A swap execution facility (SEF) is regulated platform or trading facility which is designed to enable multiple participants to execute swap transactions by accepting bids and offers. Historically, swaps have been traded as an over-the-counter (OTC) product with minimal transparency. The development of SEFs aims to increase trade transparency significantly.
Where have you heard about a swap execution facility?
The development of swap execution facilities represents a major step forward in increasing transparency in the OTC derivative markets. Working toward greater transparency in the financial derivative markets is a key goal of the Dodd Frank Act of 2010, which was drawn up a response to the 2008 financial crisis.
What you need to know about a swap execution facility.

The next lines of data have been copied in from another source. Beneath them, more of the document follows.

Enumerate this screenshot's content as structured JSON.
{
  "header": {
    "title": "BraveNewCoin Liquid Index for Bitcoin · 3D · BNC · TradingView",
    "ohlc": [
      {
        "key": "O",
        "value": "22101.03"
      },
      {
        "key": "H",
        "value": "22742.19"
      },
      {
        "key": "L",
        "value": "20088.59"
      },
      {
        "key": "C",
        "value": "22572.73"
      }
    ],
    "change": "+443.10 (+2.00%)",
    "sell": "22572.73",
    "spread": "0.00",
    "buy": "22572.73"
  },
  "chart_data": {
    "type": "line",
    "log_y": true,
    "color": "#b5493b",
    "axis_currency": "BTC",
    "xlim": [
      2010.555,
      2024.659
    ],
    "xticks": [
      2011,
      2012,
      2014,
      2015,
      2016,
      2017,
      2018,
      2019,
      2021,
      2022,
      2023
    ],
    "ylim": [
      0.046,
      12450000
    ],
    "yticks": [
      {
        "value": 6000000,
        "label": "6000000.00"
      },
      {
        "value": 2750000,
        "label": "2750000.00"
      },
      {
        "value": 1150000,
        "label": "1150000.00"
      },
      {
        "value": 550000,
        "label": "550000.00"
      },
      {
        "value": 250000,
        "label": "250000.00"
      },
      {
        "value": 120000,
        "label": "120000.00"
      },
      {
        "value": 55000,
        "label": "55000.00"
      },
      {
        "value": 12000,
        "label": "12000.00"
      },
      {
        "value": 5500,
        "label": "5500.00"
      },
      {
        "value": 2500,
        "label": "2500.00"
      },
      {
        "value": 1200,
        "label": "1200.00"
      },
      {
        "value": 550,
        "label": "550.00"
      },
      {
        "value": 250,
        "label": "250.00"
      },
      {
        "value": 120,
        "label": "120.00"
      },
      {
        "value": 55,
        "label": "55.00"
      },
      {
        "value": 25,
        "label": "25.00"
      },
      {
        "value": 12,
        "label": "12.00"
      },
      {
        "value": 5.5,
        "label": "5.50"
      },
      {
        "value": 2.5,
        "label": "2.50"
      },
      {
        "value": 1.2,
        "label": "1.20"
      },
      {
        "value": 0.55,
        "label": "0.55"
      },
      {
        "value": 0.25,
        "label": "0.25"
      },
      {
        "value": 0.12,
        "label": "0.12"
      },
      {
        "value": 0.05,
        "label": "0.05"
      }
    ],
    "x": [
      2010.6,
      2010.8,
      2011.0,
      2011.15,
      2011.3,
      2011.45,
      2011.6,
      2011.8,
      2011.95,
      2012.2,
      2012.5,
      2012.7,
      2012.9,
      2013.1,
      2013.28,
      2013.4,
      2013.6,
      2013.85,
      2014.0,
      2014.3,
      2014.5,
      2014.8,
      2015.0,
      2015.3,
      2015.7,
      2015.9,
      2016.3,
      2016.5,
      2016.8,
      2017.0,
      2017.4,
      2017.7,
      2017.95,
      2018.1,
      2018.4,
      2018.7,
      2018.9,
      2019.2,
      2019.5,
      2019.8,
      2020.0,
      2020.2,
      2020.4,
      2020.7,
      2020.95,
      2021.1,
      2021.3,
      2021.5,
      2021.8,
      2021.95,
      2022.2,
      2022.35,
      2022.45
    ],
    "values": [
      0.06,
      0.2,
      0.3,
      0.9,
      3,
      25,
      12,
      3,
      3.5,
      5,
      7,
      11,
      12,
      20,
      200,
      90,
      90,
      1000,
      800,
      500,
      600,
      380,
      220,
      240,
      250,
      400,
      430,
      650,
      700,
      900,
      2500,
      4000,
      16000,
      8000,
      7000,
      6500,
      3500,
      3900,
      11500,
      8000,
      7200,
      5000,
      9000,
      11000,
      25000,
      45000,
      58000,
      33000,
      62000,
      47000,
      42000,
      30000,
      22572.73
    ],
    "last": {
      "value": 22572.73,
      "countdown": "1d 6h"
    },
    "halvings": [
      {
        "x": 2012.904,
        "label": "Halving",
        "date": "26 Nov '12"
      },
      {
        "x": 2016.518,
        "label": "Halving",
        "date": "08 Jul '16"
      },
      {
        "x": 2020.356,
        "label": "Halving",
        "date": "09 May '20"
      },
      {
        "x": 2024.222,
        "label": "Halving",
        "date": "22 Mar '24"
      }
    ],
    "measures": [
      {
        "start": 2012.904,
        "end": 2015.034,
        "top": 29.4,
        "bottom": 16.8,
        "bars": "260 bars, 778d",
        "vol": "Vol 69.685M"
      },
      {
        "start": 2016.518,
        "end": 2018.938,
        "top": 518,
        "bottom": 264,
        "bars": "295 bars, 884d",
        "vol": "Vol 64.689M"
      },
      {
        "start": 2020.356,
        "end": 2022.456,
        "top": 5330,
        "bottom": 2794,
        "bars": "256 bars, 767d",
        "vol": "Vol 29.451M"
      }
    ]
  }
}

Swap execution facilities (SEF) are an attempt by the Securities and Exchange Commission (SEC) and Commodity Futures Trading Commission (CFTC) to bring swaps trading in line with other ‘exchange traded’ products such as financial futures and options. Trading on an exchange-style platform offers a much greater degree of price transparency to market participants than trading ‘over-the-counter’, where participants relied on an old-style voice broker to execute their transactions and trades were not posted for the rest of the market to see. Trading on a SEF also moves participants toward clearing-house settlement for swaps, again mirroring the exchange-traded futures markets.